Who will administer all this? The noble Lord, Lord Bourne, spoke about the number of heavy goods vehicles that could be involved under the orders, but when I looked online, the Kent road police unit appeared to consist of about 100 officers. Are they to be deployed entirely on Operation Brock, or are they still expected to carry out their other duties? Has the police and crime commissioner for Kent been consulted about the deployment of the police in this way? The Explanatory Memorandum mentions 5,000 or 6,000 lorries. That will be no small task for police documentation checks. Traffic officers are specifically mentioned in the Explanatory Memorandum, but this is difficult to envisage with only 100 traffic officers. If they are to be deployed entirely on Operation Brock checks, what will happen to road policing generally in that part of the United Kingdom?
The documentation issue was barely mentioned.
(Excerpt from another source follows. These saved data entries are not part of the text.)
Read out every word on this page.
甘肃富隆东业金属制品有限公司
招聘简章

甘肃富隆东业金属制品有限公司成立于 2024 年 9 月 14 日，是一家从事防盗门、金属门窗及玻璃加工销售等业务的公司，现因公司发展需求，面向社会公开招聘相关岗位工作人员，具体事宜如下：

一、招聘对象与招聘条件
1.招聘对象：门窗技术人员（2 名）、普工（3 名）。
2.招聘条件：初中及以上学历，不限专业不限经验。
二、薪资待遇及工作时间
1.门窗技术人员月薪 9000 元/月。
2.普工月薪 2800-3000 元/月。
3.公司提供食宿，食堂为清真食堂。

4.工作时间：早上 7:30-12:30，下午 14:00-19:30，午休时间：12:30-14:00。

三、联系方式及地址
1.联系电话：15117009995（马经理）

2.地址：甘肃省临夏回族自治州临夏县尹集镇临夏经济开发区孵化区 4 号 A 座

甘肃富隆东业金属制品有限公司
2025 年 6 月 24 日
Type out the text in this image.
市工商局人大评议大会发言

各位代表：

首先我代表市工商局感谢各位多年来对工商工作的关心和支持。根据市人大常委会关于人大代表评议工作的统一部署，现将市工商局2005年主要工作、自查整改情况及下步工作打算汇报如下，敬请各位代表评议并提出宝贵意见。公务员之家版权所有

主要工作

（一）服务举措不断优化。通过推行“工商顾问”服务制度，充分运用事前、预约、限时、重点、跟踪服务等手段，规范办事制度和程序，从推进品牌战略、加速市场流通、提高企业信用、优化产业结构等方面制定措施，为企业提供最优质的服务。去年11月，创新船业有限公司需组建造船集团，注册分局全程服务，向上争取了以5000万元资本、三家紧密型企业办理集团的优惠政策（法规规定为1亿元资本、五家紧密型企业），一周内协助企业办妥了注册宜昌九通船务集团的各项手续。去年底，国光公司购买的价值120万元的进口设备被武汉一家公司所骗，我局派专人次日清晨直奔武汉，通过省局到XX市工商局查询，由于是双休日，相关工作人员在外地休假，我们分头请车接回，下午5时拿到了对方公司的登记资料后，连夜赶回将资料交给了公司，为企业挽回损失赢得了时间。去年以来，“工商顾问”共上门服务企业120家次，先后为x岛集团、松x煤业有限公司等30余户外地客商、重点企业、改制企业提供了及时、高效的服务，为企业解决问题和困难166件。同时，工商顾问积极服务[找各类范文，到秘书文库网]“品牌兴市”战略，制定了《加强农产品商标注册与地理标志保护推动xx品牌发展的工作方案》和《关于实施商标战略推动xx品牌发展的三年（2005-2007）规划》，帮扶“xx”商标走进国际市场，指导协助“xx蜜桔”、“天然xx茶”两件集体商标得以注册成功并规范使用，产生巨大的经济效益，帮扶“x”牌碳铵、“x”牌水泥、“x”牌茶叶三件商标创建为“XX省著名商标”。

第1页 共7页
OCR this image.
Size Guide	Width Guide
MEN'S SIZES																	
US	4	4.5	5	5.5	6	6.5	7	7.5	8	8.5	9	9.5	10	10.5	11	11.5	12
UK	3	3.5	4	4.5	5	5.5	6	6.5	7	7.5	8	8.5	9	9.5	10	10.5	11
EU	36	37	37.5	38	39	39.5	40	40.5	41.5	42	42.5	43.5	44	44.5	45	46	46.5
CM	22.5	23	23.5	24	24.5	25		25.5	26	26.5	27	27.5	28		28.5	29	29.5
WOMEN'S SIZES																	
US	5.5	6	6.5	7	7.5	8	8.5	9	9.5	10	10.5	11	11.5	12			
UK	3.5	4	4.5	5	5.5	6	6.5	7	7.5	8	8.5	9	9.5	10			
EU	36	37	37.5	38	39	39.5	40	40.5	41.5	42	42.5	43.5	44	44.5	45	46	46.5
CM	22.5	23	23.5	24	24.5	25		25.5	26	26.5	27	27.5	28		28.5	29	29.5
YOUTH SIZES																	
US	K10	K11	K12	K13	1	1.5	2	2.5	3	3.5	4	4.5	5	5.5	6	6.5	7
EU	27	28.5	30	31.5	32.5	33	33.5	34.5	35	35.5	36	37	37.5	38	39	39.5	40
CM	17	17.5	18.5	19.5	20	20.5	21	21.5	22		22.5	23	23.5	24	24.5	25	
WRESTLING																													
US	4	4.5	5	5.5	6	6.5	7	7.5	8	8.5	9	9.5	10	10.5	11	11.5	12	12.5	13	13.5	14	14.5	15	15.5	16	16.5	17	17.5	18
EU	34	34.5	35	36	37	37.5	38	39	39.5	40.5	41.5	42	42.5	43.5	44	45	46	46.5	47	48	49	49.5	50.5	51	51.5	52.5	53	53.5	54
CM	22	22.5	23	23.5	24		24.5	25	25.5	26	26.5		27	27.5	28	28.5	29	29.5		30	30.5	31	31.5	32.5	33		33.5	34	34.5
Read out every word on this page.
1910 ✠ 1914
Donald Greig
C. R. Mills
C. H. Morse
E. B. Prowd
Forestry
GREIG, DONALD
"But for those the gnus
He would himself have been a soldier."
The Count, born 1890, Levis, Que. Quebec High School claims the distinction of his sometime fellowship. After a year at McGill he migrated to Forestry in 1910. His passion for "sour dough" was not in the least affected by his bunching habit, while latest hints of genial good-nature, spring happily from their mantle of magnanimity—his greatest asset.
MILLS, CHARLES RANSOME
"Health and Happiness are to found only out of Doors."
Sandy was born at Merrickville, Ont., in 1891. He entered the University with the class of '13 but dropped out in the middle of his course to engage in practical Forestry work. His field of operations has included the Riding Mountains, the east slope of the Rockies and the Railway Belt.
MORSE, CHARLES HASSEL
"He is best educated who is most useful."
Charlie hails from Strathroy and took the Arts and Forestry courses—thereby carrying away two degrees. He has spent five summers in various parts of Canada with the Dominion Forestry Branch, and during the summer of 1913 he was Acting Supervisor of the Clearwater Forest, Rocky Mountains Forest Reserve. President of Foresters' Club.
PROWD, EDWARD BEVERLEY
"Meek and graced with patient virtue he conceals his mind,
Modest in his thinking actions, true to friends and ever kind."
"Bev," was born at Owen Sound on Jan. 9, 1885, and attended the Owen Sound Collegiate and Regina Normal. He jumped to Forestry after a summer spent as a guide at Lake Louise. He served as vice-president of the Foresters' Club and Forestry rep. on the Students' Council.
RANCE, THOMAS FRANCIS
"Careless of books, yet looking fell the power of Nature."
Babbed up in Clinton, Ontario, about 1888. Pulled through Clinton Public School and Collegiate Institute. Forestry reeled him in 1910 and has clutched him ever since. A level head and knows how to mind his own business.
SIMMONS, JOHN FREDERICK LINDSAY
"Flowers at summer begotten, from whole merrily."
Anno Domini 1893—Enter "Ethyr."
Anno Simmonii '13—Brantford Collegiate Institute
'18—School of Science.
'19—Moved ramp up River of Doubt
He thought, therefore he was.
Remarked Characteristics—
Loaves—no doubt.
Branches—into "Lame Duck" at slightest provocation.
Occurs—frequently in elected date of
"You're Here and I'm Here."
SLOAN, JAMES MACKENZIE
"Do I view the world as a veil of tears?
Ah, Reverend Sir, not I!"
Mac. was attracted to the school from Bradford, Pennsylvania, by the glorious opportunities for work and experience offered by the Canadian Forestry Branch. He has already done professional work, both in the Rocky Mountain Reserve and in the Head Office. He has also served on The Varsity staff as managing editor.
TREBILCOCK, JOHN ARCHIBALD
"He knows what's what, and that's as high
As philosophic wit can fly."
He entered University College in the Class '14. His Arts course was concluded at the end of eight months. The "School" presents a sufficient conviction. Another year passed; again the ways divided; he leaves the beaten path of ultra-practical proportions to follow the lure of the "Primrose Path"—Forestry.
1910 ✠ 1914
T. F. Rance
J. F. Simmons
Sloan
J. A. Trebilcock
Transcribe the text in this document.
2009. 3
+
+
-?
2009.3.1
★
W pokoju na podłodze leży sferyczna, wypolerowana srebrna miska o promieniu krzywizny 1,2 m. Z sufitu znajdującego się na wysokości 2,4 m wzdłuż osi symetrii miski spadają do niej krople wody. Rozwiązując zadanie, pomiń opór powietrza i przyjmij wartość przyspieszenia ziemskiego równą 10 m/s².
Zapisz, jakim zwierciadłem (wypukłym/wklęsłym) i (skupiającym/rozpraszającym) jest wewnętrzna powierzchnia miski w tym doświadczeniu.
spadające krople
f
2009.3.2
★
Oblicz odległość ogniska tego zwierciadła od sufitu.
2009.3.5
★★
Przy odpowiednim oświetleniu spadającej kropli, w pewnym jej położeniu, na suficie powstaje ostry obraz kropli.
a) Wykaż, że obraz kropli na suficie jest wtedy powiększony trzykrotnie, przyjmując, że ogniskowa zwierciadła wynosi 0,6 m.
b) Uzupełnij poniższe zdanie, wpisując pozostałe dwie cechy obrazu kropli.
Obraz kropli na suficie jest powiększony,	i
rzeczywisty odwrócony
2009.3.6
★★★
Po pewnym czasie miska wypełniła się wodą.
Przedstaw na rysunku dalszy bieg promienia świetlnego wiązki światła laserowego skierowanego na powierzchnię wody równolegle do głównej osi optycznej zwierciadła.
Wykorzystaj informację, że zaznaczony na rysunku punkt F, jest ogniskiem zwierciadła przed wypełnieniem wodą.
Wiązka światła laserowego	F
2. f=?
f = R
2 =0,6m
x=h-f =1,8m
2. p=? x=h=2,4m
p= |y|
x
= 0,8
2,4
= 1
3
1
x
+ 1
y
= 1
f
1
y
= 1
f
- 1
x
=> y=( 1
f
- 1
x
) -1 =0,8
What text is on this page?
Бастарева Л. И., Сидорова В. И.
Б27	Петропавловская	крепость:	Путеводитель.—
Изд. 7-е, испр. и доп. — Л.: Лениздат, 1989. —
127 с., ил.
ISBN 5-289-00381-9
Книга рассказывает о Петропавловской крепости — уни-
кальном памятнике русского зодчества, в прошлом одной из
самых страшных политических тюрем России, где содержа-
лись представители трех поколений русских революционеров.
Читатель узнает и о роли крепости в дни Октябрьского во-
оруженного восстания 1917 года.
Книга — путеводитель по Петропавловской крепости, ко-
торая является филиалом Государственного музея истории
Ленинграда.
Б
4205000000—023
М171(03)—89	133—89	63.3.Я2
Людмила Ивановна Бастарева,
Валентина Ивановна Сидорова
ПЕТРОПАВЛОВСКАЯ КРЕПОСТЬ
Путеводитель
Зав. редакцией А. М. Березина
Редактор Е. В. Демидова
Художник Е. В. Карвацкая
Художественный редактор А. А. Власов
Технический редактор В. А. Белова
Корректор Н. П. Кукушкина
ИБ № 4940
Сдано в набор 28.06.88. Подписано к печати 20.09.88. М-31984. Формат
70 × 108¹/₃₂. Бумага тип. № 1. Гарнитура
The Government have talked about recruiting 50,000 extra customs officers to deal with the documents.
Perhaps the Minister can tell us how many of those customs officers have actually been recruited, as we come to finally leaving the European Union.
Her Majesty’s Government are supposed to be producing a driver’s explanatory handbook to explain all these regulations to drivers. It is going to be in 18 languages. So far, we have not even seen one in English; I cannot speak about the other 17. Can the Minister tell us when this handbook is to be produced, bearing in mind that we are only a few weeks away from its being necessary?
The Road Haulage Association—the very people most involved in these matters—has been fairly scathing about the Government’s preparatory work in the run-up to 31 December, recently describing the proposals as “incomplete” and “inadequate”, and using terms such as “total incompetence”. Those are the RHA’s words, not mine. It is not exactly thrilled by the prospect. Have the trade unions—especially Unite, which is responsible for the organisation of lorry drivers in the United Kingdom—expressed an opinion? What are their views about the proposals?
The figure of 5,000 to 7,500 lorries has been mentioned. If I may digress a moment from the actual orders, while remaining on the subject of cross-channel traffic, I can tell noble Lords that 30 years ago, those of us who supported the Channel Tunnel were assured that one of its enormous benefits would be that, for the first time in this small country, there would be the opportunity for long rail freight hauls right across Europe. Many of us looked forward to seeing those trans-European freight trains. But now, 25 years after the tunnel opened, when 1.2 million lorries per year use the Eurotunnel railway merely as a shuttle to get between our country and the continent, how many freight trains are scheduled every 24 hours? Six. There is a slight imbalance there, and given the likely chaos foreseen not just by me but by lots of other people, I hope the Minister and her department will look again at that imbalance between international road and rail freight, and see what can be done.
Funnily enough, the ports of Dover and Folkestone, and many other affected parts of the United Kingdom, were the areas that voted most heavily for Brexit in the referendum. They may find that “getting their country back” means that their county is likely to be choked by a torrent of heavy goods vehicles going nowhere, and their areas will be considerably affected by the carbon deposits that the vehicles will leave. Pollution and congestion could well be the outcome of these two orders.